Rappelons que la généralisation de la protection sociale devrait permettre dans un premier temps d’intégrer près de 22 millions de Marocains à l’Assurance maladie obligatoire. Cette généralisation concernera par la suite les allocations familiales, l’indemnité pour perte d’emploi ainsi que la retraite. Ce chantier, qui devrait coûter 51 milliards de dirhams par an à l’État d’ici 2025, s’insère parfaitement dans la stratégie 2012-2022 de la Banque mondiale en matière de protection sociale.
Insuffisance de ressources financières
Autres points importants qui entravent le développement du secteur de la santé, l’absence de mécanismes d’incitations au profit du secteur privé pour l’amener à investir au niveau territorial et l’énorme manque à gagner pour le secteur public. En effet, les établissements publics de santé qui fournissent 77% du nombre de lits ainsi que le plus grand nombre de services médicaux ne bénéficient que de 27,3% des dépenses totales de santé. Les hôpitaux publics ne bénéficient du tiers payant (organismes gestionnaires de l’assurance maladie) qu’à hauteur de 10,3% contre 65% pour les cabinets et cliniques privées.

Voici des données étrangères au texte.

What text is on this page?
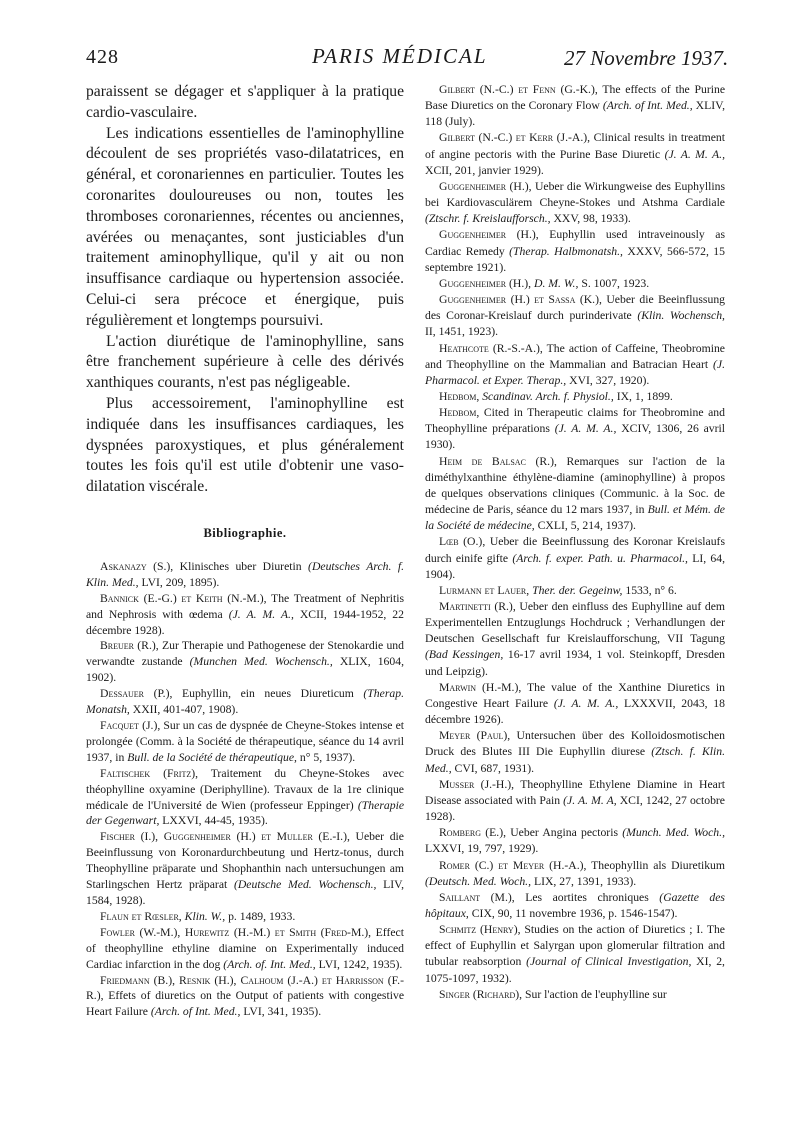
428	PARIS MÉDICAL	27 Novembre 1937.

paraissent se dégager et s'appliquer à la pratique cardio-vasculaire.

Les indications essentielles de l'aminophylline découlent de ses propriétés vaso-dilatatrices, en général, et coronariennes en particulier. Toutes les coronarites douloureuses ou non, toutes les thromboses coronariennes, récentes ou anciennes, avérées ou menaçantes, sont justiciables d'un traitement aminophyllique, qu'il y ait ou non insuffisance cardiaque ou hypertension associée. Celui-ci sera précoce et énergique, puis régulièrement et longtemps poursuivi.

L'action diurétique de l'aminophylline, sans être franchement supérieure à celle des dérivés xanthiques courants, n'est pas négligeable.

Plus accessoirement, l'aminophylline est indiquée dans les insuffisances cardiaques, les dyspnées paroxystiques, et plus généralement toutes les fois qu'il est utile d'obtenir une vaso-dilatation viscérale.

Bibliographie.

Askanazy (S.), Klinisches uber Diuretin (Deutsches Arch. f. Klin. Med., LVI, 209, 1895).

Bannick (E.-G.) et Keith (N.-M.), The Treatment of Nephritis and Nephrosis with œdema (J. A. M. A., XCII, 1944-1952, 22 décembre 1928).

Breuer (R.), Zur Therapie und Pathogenese der Stenokardie und verwandte zustande (Munchen Med. Wochensch., XLIX, 1604, 1902).

Dessauer (P.), Euphyllin, ein neues Diureticum (Therap. Monatsh, XXII, 401-407, 1908).

Facquet (J.), Sur un cas de dyspnée de Cheyne-Stokes intense et prolongée (Comm. à la Société de thérapeutique, séance du 14 avril 1937, in Bull. de la Société de thérapeutique, n° 5, 1937).

Faltischek (Fritz), Traitement du Cheyne-Stokes avec théophylline oxyamine (Deriphylline). Travaux de la 1re clinique médicale de l'Université de Wien (professeur Eppinger) (Therapie der Gegenwart, LXXVI, 44-45, 1935).

Fischer (I.), Guggenheimer (H.) et Muller (E.-I.), Ueber die Beeinflussung von Koronardurchbeutung und Hertz-tonus, durch Theophylline präparate und Shophanthin nach untersuchungen am Starlingschen Hertz präparat (Deutsche Med. Wochensch., LIV, 1584, 1928).

Flaun et Rœsler, Klin. W., p. 1489, 1933.

Fowler (W.-M.), Hurewitz (H.-M.) et Smith (Fred-M.), Effect of theophylline ethyline diamine on Experimentally induced Cardiac infarction in the dog (Arch. of. Int. Med., LVI, 1242, 1935).

Friedmann (B.), Resnik (H.), Calhoum (J.-A.) et Harrisson (F.-R.), Effets of diuretics on the Output of patients with congestive Heart Failure (Arch. of Int. Med., LVI, 341, 1935).

Gilbert (N.-C.) et Fenn (G.-K.), The effects of the Purine Base Diuretics on the Coronary Flow (Arch. of Int. Med., XLIV, 118 (July).

Gilbert (N.-C.) et Kerr (J.-A.), Clinical results in treatment of angine pectoris with the Purine Base Diuretic (J. A. M. A., XCII, 201, janvier 1929).

Guggenheimer (H.), Ueber die Wirkungweise des Euphyllins bei Kardiovasculärem Cheyne-Stokes und Atshma Cardiale (Ztschr. f. Kreislaufforsch., XXV, 98, 1933).

Guggenheimer (H.), Euphyllin used intraveinously as Cardiac Remedy (Therap. Halbmonatsh., XXXV, 566-572, 15 septembre 1921).

Guggenheimer (H.), D. M. W., S. 1007, 1923.

Guggenheimer (H.) et Sassa (K.), Ueber die Beeinflussung des Coronar-Kreislauf durch purinderivate (Klin. Wochensch, II, 1451, 1923).

Heathcote (R.-S.-A.), The action of Caffeine, Theobromine and Theophylline on the Mammalian and Batracian Heart (J. Pharmacol. et Exper. Therap., XVI, 327, 1920).

Hedbom, Scandinav. Arch. f. Physiol., IX, 1, 1899.

Hedbom, Cited in Therapeutic claims for Theobromine and Theophylline préparations (J. A. M. A., XCIV, 1306, 26 avril 1930).

Heim de Balsac (R.), Remarques sur l'action de la diméthylxanthine éthylène-diamine (aminophylline) à propos de quelques observations cliniques (Communic. à la Soc. de médecine de Paris, séance du 12 mars 1937, in Bull. et Mém. de la Société de médecine, CXLI, 5, 214, 1937).

Lœb (O.), Ueber die Beeinflussung des Koronar Kreislaufs durch einife gifte (Arch. f. exper. Path. u. Pharmacol., LI, 64, 1904).

Lurmann et Lauer, Ther. der. Gegeinw, 1533, n° 6.

Martinetti (R.), Ueber den einfluss des Euphylline auf dem Experimentellen Entzuglungs Hochdruck ; Verhandlungen der Deutschen Gesellschaft fur Kreislaufforschung, VII Tagung (Bad Kessingen, 16-17 avril 1934, 1 vol. Steinkopff, Dresden und Leipzig).

Marwin (H.-M.), The value of the Xanthine Diuretics in Congestive Heart Failure (J. A. M. A., LXXXVII, 2043, 18 décembre 1926).

Meyer (Paul), Untersuchen über des Kolloidosmotischen Druck des Blutes III Die Euphyllin diurese (Ztsch. f. Klin. Med., CVI, 687, 1931).

Musser (J.-H.), Theophylline Ethylene Diamine in Heart Disease associated with Pain (J. A. M. A, XCI, 1242, 27 octobre 1928).

Romberg (E.), Ueber Angina pectoris (Munch. Med. Woch., LXXVI, 19, 797, 1929).

Romer (C.) et Meyer (H.-A.), Theophyllin als Diuretikum (Deutsch. Med. Woch., LIX, 27, 1391, 1933).

Saillant (M.), Les aortites chroniques (Gazette des hôpitaux, CIX, 90, 11 novembre 1936, p. 1546-1547).

Schmitz (Henry), Studies on the action of Diuretics ; I. The effect of Euphyllin et Salyrgan upon glomerular filtration and tubular reabsorption (Journal of Clinical Investigation, XI, 2, 1075-1097, 1932).

Singer (Richard), Sur l'action de l'euphylline sur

Par ailleurs, le problème du financement des systèmes de santé figure parmi les obstacles qui se dressent devant la mise à niveau du secteur et la généralisation de la protection sociale nécessitant un effort financier supplémentaire. Ceci rejoint les recommandations de la Commission spéciale sur le modèle de développement (CSMD) qui a plaidé pour la mise en place d’une politique financière donnant la priorité à l’allocation des ressources au capital humain tout en réorientant les coûts de compensation vers les mécanismes intégrés en matière de protection sociale.
Des défis à relever
Pour réussir cet ambitieux chantier, les intervenants à cette rencontre ont insisté sur le fait que la généralisation de la protection sociale requiert la capacité à relever un ensemble de défis dont en particulier la valorisation des ressources humaines, le renforcement de l’attractivité du secteur et de la dimension territoriale de l’offre sanitaire, ainsi que l’adoption d’une nouvelle gouvernance et de mécanismes de financement innovants. Il sera également question de développer un système intégré d’information, la réhabilitation de l’hôpital public pour qu’il devienne plus attractif, ainsi que la mise en place de la facturation réelle des services et le recentrage de la prise en charge sur les soins primaires, notamment à travers la mise en place du médecin traitant, la formation des ressources humaines et la réorganisation des métiers médicaux et paramédicaux.
De plus, la généralisation requiert l’opérationnalisation du Registre social unifié (RSU) qui est présenté comme une des solutions pour mieux coordonner les différents programmes sociaux et mieux cibler leurs bénéficiaires. Elle devra également devenir un levier essentiel d’insertion du secteur informel dans le tissu économique national, qui représente aujourd’hui la majorité de l’emploi dans le pays ainsi qu’une part importante de l’économie. Avec l’intégration de la quasi-totalité des Marocains à ce dispositif, le système de santé sera confronté à une augmentation sans précédent de la demande.
Les pouvoirs publics devront réussir le pari de mettre en place une couverture sanitaire universelle tout en engageant une profonde réforme du système de santé.